A través de la gran ojiva con la vidriera abierta, se veían las arboladuras de los navíos de Oriente amarrados en el puerto; más allá, la extensión de la bahía de Nápoles, el mar inmenso, asombrosamente azul a la dorada luz del sol y el triangular perfil del Vesubio. Había dulzura en el aire, y el día invitaba a vivir.
El joven se quitó el pincel de entre los dientes.
-¡Ay de mí! si -respondió-, está terminado.
-¿Porqué «¡ay de mí!»?
-Porque me veré privado de la felicidad de ver cada mañana a Donna Clemenza y me parecerá que no ha salido el sol.
No era más que un pequeño cumplido, pues para un napolitano, declararle a una mujer, sea princesa o mesonera, que va a caer gravemente enfermo al no volverla a ver no representa más que un mínimum obligado de cortesía. Y la dama de compañía que bordaba silenciosamente en un rincón de la pieza, con la misión de velar por la decencia de la reunión, no halló ni siquiera motivo para levantar la cabeza.
-Y además, señora... Y además -prosiguió- digo « ¡ay de mí!» porque este retrato no es bueno. No da de vos una imagen de belleza tan perfecta como la realidad.

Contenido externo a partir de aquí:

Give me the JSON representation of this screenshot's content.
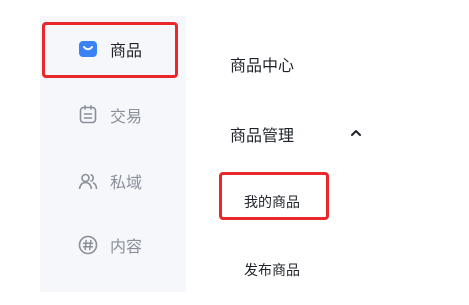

Era correcto que se rebajara, pero criticándose a sí mismo, era sincero. Experimentaba la tristeza del artista delante de su obra acabada, por no haber podido hacerla mejor. Aquel joven de diecisiete años tenía ya el temperamento de un gran pintor.
-¿Puedo verlo? -preguntó Clemencia de Hungría.
-Madama, no me abruméis. Yo sé muy bien que hubiera hecho falta mi maestro para pintaros. Efectivamente se había recurrido a Giotto, despachando a un mensajero a través de toda
Italia. Pero el ilustre toscano, ocupado aquel año en pintar los frescos de la vida de San Francisco de Asís en los muros del coro de Santa Croce de Florencia, había respondido, desde lo alto de sus andamios, que se dirigieran a su joven discípulo de Nápoles.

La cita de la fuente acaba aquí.